L1_DISTANCEReturns the L1 distance (Manhattan distance) between two vectors.
L2_DISTANCEReturns the L2 distance (Euclidean distance) between two vectors.
INNER_PRODUCTReturns the inner product between two vectors.

Here is an example using the cosine distance function.

SELECT name, cosine_distance(vector, [0.2, -0.1, 0.3, 0.1, 0.2, 0.2, ]) AS similarity
FROM myVectors
ORDER BY similarity DESC
LIMIT 5

For details see this link,
https://dev.startree.ai/docs/pinot/concepts/vector-search

and https://dev.startree.ai/docs/pinot/concepts/vector-search#executing-similarity-search-queries.
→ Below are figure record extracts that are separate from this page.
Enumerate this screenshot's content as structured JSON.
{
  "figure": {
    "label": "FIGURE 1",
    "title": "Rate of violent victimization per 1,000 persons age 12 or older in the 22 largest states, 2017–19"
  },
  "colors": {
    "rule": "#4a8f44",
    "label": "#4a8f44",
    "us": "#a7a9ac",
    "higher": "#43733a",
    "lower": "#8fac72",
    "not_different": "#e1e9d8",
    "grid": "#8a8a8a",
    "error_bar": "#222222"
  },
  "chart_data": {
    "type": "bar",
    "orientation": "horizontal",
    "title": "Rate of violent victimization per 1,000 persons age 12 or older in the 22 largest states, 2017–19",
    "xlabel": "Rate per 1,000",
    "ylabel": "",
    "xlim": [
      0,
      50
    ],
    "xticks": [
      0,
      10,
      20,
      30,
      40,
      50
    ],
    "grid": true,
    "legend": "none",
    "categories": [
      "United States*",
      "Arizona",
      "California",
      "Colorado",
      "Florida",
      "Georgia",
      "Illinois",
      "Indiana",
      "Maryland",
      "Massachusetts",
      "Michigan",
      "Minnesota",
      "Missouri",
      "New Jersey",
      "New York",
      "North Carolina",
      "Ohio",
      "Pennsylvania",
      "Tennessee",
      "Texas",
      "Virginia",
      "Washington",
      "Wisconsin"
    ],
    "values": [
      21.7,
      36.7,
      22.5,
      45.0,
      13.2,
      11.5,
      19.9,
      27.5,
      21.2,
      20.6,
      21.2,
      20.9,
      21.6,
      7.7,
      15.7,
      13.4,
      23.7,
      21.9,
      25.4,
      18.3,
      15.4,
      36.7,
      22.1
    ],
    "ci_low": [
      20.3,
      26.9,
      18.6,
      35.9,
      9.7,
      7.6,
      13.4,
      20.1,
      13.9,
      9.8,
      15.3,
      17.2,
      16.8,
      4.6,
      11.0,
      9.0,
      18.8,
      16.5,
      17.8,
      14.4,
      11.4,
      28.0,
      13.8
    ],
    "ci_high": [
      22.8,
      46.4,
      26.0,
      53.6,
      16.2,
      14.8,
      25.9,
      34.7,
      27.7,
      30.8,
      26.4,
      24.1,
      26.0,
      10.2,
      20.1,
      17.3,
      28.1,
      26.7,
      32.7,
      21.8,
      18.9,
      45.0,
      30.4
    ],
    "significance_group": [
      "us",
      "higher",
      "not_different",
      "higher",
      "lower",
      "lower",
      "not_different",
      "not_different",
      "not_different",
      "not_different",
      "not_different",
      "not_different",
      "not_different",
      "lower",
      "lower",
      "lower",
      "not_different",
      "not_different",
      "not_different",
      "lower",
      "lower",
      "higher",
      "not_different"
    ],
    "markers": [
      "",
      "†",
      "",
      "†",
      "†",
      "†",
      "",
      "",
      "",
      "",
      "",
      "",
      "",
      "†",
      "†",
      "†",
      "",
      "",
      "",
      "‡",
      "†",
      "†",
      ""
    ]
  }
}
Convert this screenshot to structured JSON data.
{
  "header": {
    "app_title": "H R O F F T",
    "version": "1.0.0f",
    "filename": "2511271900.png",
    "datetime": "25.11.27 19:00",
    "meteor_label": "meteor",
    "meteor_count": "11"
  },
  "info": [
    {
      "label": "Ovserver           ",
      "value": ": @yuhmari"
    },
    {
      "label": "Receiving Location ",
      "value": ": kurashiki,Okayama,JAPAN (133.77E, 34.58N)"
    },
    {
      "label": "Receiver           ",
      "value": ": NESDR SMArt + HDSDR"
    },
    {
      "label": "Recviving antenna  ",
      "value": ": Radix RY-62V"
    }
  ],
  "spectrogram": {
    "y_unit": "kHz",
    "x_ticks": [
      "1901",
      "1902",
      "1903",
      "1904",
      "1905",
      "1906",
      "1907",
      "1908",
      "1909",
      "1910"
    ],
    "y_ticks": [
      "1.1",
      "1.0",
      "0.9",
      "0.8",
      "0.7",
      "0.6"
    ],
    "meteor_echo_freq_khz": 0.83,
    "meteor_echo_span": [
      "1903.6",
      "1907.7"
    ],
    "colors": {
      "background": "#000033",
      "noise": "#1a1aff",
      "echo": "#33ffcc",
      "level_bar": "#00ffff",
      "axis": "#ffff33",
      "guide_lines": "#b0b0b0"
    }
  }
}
A link to a vector oriented tutorial is https://github.com/startreedata/pinot-recipes/tree/main/recipes/vector.

Troubleshooting

If there is a query which returns unexpected results then first cross reference the results using the standard online StarTree Query Console. For details see
https://dev.startree.ai/docs/query-data/query-using-console

After logging in you can access the console using the button shown below.

  

Also check the health of your StarTree database based on the documentation at https://dev.startree.ai/docs/reference/use-cluster-health-dashboard

In the Data Source Designer pressing Alt and clicking the run image returns the effective query that would be sent to Databricks. This query has had all variables and macro functions evaluated by this point.